Подошла. Протянула мне руки. Не взял. Положила на плечи. Я передернулся. Она приблизилась. Сквозь раздражение проникло тепло. Потерянное. Родное. Безотчетно опознанное памятью тела. Двух наших тел.
– Не надо развода, – прошептала она.
– Не вижу других вариантов.
– Быть вместе.
– Как? Как ты себе это представляешь?
– Измена была ошибкой. Мы должны это пережить. Давай попробуем. Глядишь, все наладится.

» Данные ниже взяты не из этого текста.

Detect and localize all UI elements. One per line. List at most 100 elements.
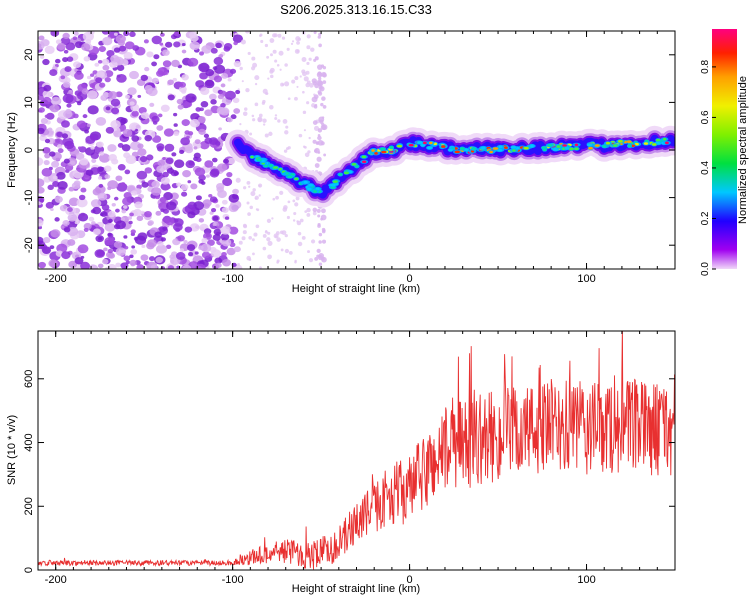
x-tick-label: -100 <box>222 574 244 586</box>
spectrogram-noise <box>38 31 328 269</box>
noise-blob <box>194 139 201 145</box>
noise-blob <box>57 148 64 154</box>
faint-noise <box>238 240 243 245</box>
noise-blob <box>157 159 166 167</box>
faint-noise <box>291 40 295 43</box>
spectrogram-y-ticks: -20 -10 0 10 20 <box>23 49 675 253</box>
noise-blob <box>204 109 213 117</box>
noise-blob <box>98 153 111 163</box>
noise-blob <box>67 207 73 212</box>
noise-blob <box>200 87 210 96</box>
noise-blob <box>195 107 202 112</box>
noise-blob <box>157 113 163 118</box>
streak-noise <box>312 139 317 144</box>
faint-noise <box>248 258 252 262</box>
noise-blob <box>212 157 218 163</box>
faint-noise <box>284 130 289 135</box>
noise-blob <box>94 62 100 67</box>
faint-noise <box>266 55 270 59</box>
spectrogram-y-label: Frequency (Hz) <box>6 112 18 188</box>
noise-blob <box>153 54 160 60</box>
faint-noise <box>243 186 247 190</box>
noise-blob <box>129 212 134 217</box>
ridge-hotspot <box>313 190 318 193</box>
noise-blob <box>201 237 208 244</box>
ridge-hotspot <box>634 142 639 146</box>
noise-blob <box>129 259 137 266</box>
ridge-hotspot <box>651 143 657 146</box>
noise-blob <box>184 204 196 214</box>
noise-blob <box>138 106 147 114</box>
faint-noise <box>235 177 241 183</box>
noise-blob <box>180 184 189 191</box>
noise-blob <box>186 135 190 139</box>
faint-noise <box>299 75 302 78</box>
noise-blob <box>98 45 106 53</box>
faint-noise <box>307 250 311 254</box>
noise-blob <box>123 235 128 239</box>
noise-blob <box>160 237 166 242</box>
noise-blob <box>155 195 161 200</box>
noise-blob <box>134 235 147 245</box>
streak-noise <box>323 153 327 157</box>
faint-noise <box>302 90 305 94</box>
snr-panel: -200 -100 0 100 0 200 400 600 Height of straig… <box>6 330 676 595</box>
y-tick-label: 20 <box>23 49 35 61</box>
noise-blob <box>188 252 194 257</box>
ridge-hotspot <box>426 146 433 150</box>
noise-blob <box>185 102 191 106</box>
noise-blob <box>160 182 171 191</box>
noise-blob <box>49 104 60 113</box>
streak-noise <box>320 124 327 131</box>
noise-blob <box>107 186 112 191</box>
colorbar: 0.0 0.2 0.4 0.6 0.8 Normalized spectral ampl… <box>700 29 749 276</box>
noise-blob <box>220 83 226 88</box>
noise-blob <box>226 117 233 123</box>
noise-blob <box>80 255 85 259</box>
noise-blob <box>50 229 61 238</box>
ridge-hotspot <box>315 187 320 191</box>
noise-blob <box>110 54 120 63</box>
noise-blob <box>68 260 78 269</box>
noise-blob <box>162 157 166 161</box>
noise-blob <box>137 148 147 156</box>
snr-background <box>38 331 675 570</box>
noise-blob <box>83 56 91 62</box>
streak-noise <box>314 103 318 107</box>
noise-blob <box>147 239 157 248</box>
noise-blob <box>77 146 82 150</box>
streak-noise <box>321 239 327 244</box>
noise-blob <box>115 220 126 230</box>
faint-noise <box>303 129 307 132</box>
faint-noise <box>248 235 252 240</box>
noise-blob <box>151 115 160 123</box>
faint-noise <box>275 195 279 200</box>
noise-blob <box>181 191 188 197</box>
ridge-hotspot <box>294 177 299 181</box>
noise-blob <box>199 72 208 80</box>
noise-blob <box>40 39 50 47</box>
noise-blob <box>40 117 48 124</box>
noise-blob <box>77 212 89 222</box>
faint-noise <box>281 36 286 40</box>
ridge-hotspot <box>489 150 493 154</box>
ridge-hotspot <box>303 180 308 184</box>
noise-blob <box>179 248 185 252</box>
noise-blob <box>144 66 150 72</box>
noise-blob <box>124 41 135 50</box>
noise-blob <box>228 193 240 203</box>
faint-noise <box>265 230 268 233</box>
faint-noise <box>294 76 299 81</box>
noise-blob <box>124 169 131 175</box>
faint-noise <box>267 254 272 260</box>
noise-blob <box>218 127 222 131</box>
noise-blob <box>62 76 71 84</box>
noise-blob <box>173 159 185 169</box>
noise-blob <box>86 90 98 100</box>
ridge-hotspot <box>351 163 357 166</box>
noise-blob <box>208 137 219 145</box>
noise-blob <box>103 247 108 252</box>
noise-blob <box>154 231 163 238</box>
noise-blob <box>221 73 229 79</box>
noise-blob <box>233 41 238 46</box>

Я почувствовал, как что-то во мне размягчается. Ведь и железо плавится от нагрева. Моему же стальному решению хватило ее лица. Ее голоса. Ее умоляющих влажных глаз. Жалость. Вот, черт! Мне опять ее стало жаль. Или себя? Или это лень? Или трусость? Так ли уж я нацелился на горнило развода? Не надеялся ли вернуть все на круги своя?
Она распахнула халат.
Ради чего разводиться? Жениться на Аде? Чушь. Ее муж, конечно, угроза. Но положа руку на сердце: во что превратится Ада через десяток лет? Что останется от моей к ней страсти?
Я расстегнулся.
Господи, что я делаю? Ведь я изменяю Аде. Я предаю ее, подло, нашу любовь. Себя предаю, через себя преступаю, ногою на горло, что-то непоправимо в себе утрачиваю, убиваю.
Мы сплелись.
А она-то, она хороша. Чуть забыта. Не подозревал в ней такой сексапильной прыткости! Любопытно, а с ним она так же стонала? Или жарче? Или ее мысли по-прежнему там? Дрянь.